This GitHub repository houses the various scripts and data outputs of the Primary Source Cooperative’s (PSC) Digital Lab Space. There are two halves of the repository: the Jupyter_Notebooks and the lab_space. The Jupyter Notebooks process XML files and extract data. The data outputs of the notebooks are then saved in the lab_space, which holds the HTML and Javascript files for visualizations. In this way, whenever a notebook script is re-run, the visualization should automatically reflect any changes in the data outputs.
The subdirectory of notebooks is organized around specific data derivatives. There are scripts to extract data for each project within each subfolder. For example, the “Networks” folder is dedicated to constructing graphs of co-occurrences. There is a separate network script for each project of the Primary Source Coop. Furthermore, each notebook follows a general pattern: read in libraries, parse XML files and build a dataframe, and, lastly extract the specified information.
In order to connect to the PSC’s BaseX database, you have to be connected to Northeastern’s VPN.
Changes to the data might necessitate tweaking the visualization code in some cases (networks). Interfaces
Named entities are gathered in x ways:
Future plans: develop custom models from the XML to improve probabilities of named entity recognition.
The network data of each project is currently a co-occurrence network of named individuals. More precisely, these co-occurrences are adjacency matrices of unique identifiers found in each text (using pandas .crosstab function). The matrices are the inputs for building the networks (using the networkx library).
For larger projects, which are too computationally expensive to illustrate through web browsers, the visualizations are sub-networks chosen by the editors. Scripts
The sentiment data measures and assigns a positive or negative emotion to each text (using textblob).
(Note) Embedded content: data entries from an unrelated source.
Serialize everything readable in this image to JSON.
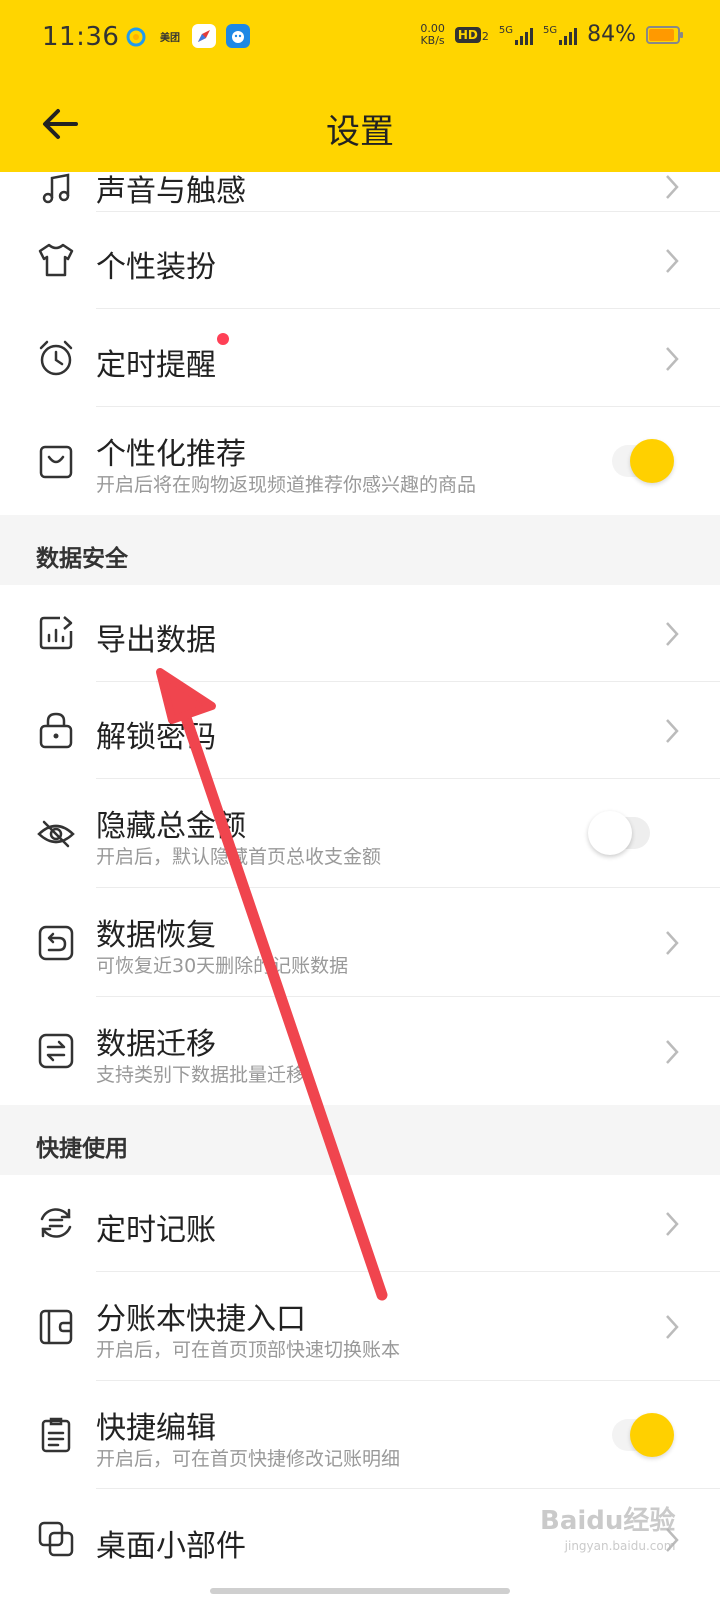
{
  "status_bar": {
    "time": "11:36",
    "app_meituan": "美团",
    "net_speed_value": "0.00",
    "net_speed_unit": "KB/s",
    "hd": "HD",
    "hd_sub": "2",
    "sim1": "5G",
    "sim2": "5G",
    "battery_pct": "84%"
  },
  "header": {
    "title": "设置",
    "back_icon": "arrow-left-icon",
    "background": "#FFD500"
  },
  "rows": {
    "sound": {
      "label": "声音与触感"
    },
    "personalize": {
      "label": "个性装扮"
    },
    "reminder": {
      "label": "定时提醒"
    },
    "recommend": {
      "label": "个性化推荐",
      "sub": "开启后将在购物返现频道推荐你感兴趣的商品",
      "toggle": "on"
    },
    "export": {
      "label": "导出数据"
    },
    "unlock": {
      "label": "解锁密码"
    },
    "hide_amount": {
      "label": "隐藏总金额",
      "sub": "开启后，默认隐藏首页总收支金额",
      "toggle": "off"
    },
    "restore": {
      "label": "数据恢复",
      "sub": "可恢复近30天删除的记账数据"
    },
    "migrate": {
      "label": "数据迁移",
      "sub": "支持类别下数据批量迁移"
    },
    "scheduled": {
      "label": "定时记账"
    },
    "book_entry": {
      "label": "分账本快捷入口",
      "sub": "开启后，可在首页顶部快速切换账本"
    },
    "quick_edit": {
      "label": "快捷编辑",
      "sub": "开启后，可在首页快捷修改记账明细",
      "toggle": "on"
    },
    "widget": {
      "label": "桌面小部件"
    }
  },
  "sections": {
    "data_security": "数据安全",
    "quick_use": "快捷使用"
  },
  "watermark": {
    "text": "Baidu经验",
    "sub": "jingyan.baidu.com"
  },
  "colors": {
    "accent": "#FFD000",
    "annotation": "#F0454E",
    "badge": "#FF4056"
  }
}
With datasets that slow down web browsers, a subset of values close to zero will be removed.
The subjects notebooks produce three types of data from the subject headings of each text: raw counts, normalized counts, and subject co-occurrence networks. The raw counts provide an overview of the most frequently used subjects within the corpus. The normalized count shows subjects as a percentage of total subject counts for each year. Lastly, the subject networks
The lab_space subdirectory is organized around the different projects of the Primary Source Cooperative. For example, the John Quincy Adams project has its own subdirectory within the lab_space that contains the data outputs and web pages dedicated to that project. There are folders for the data derivatives for that project further down the subdirectory.
The styles folder contains the CSS files as well as Javascript files for creating a navigation menu on each page. While the CSS files here govern the styling of global elements in the lab space, styles unique to each visualization may be called on the page that the visualization appears.